Fishers in Fukushima Prefecture are asking the government to solve the problems at the Fukushima nuclear power plant and to prevent rumors by providing the public with accurate information. Meanwhile, Tokyo Electric Power Co (TEPCO) has begun pouring 10,000 tonnes of low-radioactive wastewater into the sea.

After hearing confirmation on Saturday that radioactive water was leaking into surrounding waters from the No 1 nuclear reactor, the fishers reiterated that rumors about all the seawater being contaminated could impair their livelihoods.

Head of the Soma-Futaba fishery association in Soma, Fukushima Prefecture, Fusayuki Nambu urged the government to release full details on the situation.


"We don't know what damage the radiation leak might cause, because assessment surveys haven't been conducted,” he stressed, reports The Yomiuri Shimbun. “This could give rise to dangerous rumors if people get the impression that all the seawater near Fukushima [Prefecture] is contaminated."
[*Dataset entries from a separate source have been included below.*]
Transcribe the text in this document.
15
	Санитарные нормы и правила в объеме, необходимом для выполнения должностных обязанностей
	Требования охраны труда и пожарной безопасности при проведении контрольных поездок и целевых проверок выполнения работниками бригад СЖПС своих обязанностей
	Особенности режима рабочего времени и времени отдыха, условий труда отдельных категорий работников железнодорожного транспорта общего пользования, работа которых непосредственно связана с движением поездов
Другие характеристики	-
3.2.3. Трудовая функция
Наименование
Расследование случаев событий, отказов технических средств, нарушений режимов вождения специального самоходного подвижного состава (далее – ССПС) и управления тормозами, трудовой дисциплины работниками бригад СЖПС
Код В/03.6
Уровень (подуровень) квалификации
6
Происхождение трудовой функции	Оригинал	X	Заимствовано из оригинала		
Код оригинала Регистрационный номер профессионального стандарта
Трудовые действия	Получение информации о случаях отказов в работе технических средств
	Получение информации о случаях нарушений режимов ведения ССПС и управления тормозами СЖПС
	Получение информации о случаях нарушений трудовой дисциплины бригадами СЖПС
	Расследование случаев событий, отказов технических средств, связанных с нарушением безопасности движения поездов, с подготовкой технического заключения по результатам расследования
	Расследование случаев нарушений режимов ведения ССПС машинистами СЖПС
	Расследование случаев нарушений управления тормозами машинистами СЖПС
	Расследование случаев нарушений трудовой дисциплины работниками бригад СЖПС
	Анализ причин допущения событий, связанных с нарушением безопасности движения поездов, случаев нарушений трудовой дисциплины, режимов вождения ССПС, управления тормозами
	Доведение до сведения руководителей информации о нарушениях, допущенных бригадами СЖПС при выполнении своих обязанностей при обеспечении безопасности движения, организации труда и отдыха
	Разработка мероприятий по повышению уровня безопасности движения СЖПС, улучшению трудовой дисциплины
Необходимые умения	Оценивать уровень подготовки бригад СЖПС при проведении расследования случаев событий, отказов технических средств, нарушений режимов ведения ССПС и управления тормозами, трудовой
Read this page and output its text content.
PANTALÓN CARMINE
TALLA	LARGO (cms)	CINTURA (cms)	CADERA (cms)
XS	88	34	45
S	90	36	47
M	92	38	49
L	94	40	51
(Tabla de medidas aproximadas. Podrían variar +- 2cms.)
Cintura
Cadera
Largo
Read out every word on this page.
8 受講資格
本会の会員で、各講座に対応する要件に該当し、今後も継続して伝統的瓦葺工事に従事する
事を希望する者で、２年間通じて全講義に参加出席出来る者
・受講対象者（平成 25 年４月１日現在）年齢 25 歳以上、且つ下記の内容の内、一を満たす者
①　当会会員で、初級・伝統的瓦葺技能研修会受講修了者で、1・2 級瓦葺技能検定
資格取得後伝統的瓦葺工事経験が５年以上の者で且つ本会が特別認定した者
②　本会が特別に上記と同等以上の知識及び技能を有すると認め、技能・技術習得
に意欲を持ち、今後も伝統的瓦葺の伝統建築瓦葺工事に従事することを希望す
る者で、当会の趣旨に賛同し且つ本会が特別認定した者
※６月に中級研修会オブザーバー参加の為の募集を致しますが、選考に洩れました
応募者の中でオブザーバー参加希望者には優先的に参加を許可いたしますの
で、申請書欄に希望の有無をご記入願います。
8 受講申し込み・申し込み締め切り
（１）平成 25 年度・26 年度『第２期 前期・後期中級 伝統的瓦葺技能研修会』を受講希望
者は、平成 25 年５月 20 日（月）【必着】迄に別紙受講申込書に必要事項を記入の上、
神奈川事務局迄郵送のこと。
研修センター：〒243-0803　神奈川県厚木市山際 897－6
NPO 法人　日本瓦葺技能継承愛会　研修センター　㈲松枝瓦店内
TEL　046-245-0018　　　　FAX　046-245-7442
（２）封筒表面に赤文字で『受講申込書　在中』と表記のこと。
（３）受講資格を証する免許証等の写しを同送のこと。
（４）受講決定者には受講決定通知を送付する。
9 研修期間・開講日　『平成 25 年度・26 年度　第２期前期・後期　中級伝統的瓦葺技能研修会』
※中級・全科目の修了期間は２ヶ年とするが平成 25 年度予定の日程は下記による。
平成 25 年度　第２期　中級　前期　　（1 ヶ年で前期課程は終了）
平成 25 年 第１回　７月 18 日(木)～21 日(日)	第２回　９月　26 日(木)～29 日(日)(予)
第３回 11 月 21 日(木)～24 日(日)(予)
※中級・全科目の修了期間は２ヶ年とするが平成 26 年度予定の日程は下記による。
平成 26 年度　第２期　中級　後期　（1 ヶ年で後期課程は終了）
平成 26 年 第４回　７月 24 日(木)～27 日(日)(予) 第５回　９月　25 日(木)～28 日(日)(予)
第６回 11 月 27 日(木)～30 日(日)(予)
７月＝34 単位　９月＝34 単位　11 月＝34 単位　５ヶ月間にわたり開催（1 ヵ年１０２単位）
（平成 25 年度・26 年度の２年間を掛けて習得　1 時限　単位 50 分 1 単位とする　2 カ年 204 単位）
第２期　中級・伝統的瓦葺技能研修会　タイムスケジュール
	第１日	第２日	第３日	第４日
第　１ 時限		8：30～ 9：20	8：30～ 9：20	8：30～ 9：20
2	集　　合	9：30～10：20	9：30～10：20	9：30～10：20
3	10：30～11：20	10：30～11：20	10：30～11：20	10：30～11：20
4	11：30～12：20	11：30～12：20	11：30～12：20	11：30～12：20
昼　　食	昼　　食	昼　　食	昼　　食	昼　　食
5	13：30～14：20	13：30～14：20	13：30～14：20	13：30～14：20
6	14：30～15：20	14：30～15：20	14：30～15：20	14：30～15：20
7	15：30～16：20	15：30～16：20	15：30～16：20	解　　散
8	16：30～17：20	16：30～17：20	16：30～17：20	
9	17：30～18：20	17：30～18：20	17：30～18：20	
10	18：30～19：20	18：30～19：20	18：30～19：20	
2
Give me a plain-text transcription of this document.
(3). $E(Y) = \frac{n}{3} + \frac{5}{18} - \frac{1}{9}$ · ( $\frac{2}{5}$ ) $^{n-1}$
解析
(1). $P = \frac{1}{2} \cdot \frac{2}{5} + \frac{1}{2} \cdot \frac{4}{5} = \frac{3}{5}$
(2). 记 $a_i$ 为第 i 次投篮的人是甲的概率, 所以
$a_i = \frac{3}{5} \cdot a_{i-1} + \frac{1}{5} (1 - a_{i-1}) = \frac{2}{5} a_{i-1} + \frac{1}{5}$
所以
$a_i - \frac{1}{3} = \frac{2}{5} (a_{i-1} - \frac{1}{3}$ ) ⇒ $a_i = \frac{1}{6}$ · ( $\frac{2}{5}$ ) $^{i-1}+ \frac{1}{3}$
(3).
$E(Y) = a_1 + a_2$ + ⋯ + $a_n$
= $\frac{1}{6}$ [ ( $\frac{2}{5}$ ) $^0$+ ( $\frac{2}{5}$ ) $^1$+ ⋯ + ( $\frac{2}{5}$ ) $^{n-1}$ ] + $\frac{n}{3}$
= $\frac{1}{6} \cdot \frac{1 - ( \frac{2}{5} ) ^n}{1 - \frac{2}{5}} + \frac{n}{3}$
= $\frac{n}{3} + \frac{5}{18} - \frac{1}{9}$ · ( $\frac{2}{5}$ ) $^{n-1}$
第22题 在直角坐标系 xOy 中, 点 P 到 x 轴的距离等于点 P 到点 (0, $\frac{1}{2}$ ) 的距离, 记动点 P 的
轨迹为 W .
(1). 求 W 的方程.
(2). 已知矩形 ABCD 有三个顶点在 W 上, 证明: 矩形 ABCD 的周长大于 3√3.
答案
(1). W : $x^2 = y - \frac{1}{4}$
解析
This weekend, three fishery associations in south-central Ibaraki Prefecture -- Oaraimachi, Kashimanada and Hasaki -- issued a statement assuring that the waters of southern Kashimanada are safe. They noted that radiation
tests had been run on seafood caught in the area and that only extremely small amounts of radioactive material had been found.

"
If this situation continues, fishermen won't be able to make a living. We really hope things will go back to normal quickly," told Tsutomu Ishida, head of the Oaraimachi fishery association.

A Fisheries Agency official in charge of disaster response remarked that everyone is hoping for the best. 
"Not only fishermen but all people, including consumers and people in other countries, hope the leak of contaminated water into the sea will be stopped as soon as possible," the official said.

Off Chiba Prefecture, testing of sardines and other fish detected an extremely small amount of radioactive cesium, which fell within the range allowed under government regulations. The Fisheries Agency promised that the fish was safe for human consumption.
Tepco communicated that the low-radioactive water it has started to release into the sea contains iodine-131 levels that about 100 times over the legal limit, reports BBC.

However, if people ate fish and seaweed caught in waters off the plant every day for a year, the company said, their radiation exposure would remain at just 0.6 mSv, noting that normal background radiation levels are 2 mSv per year.


The contaminants in the water are expected to become mixed and diluted over time as they reach the middle of the Pacific Ocean.

Kaoru Yoshida, public affairs manager at TEPCO, avoided stating whether the company, which is in charge of all the nuclear reactors in Fukushima, intends to compensate fishers for their losses. 
"We'd like to focus on dealing with the current situation," she said.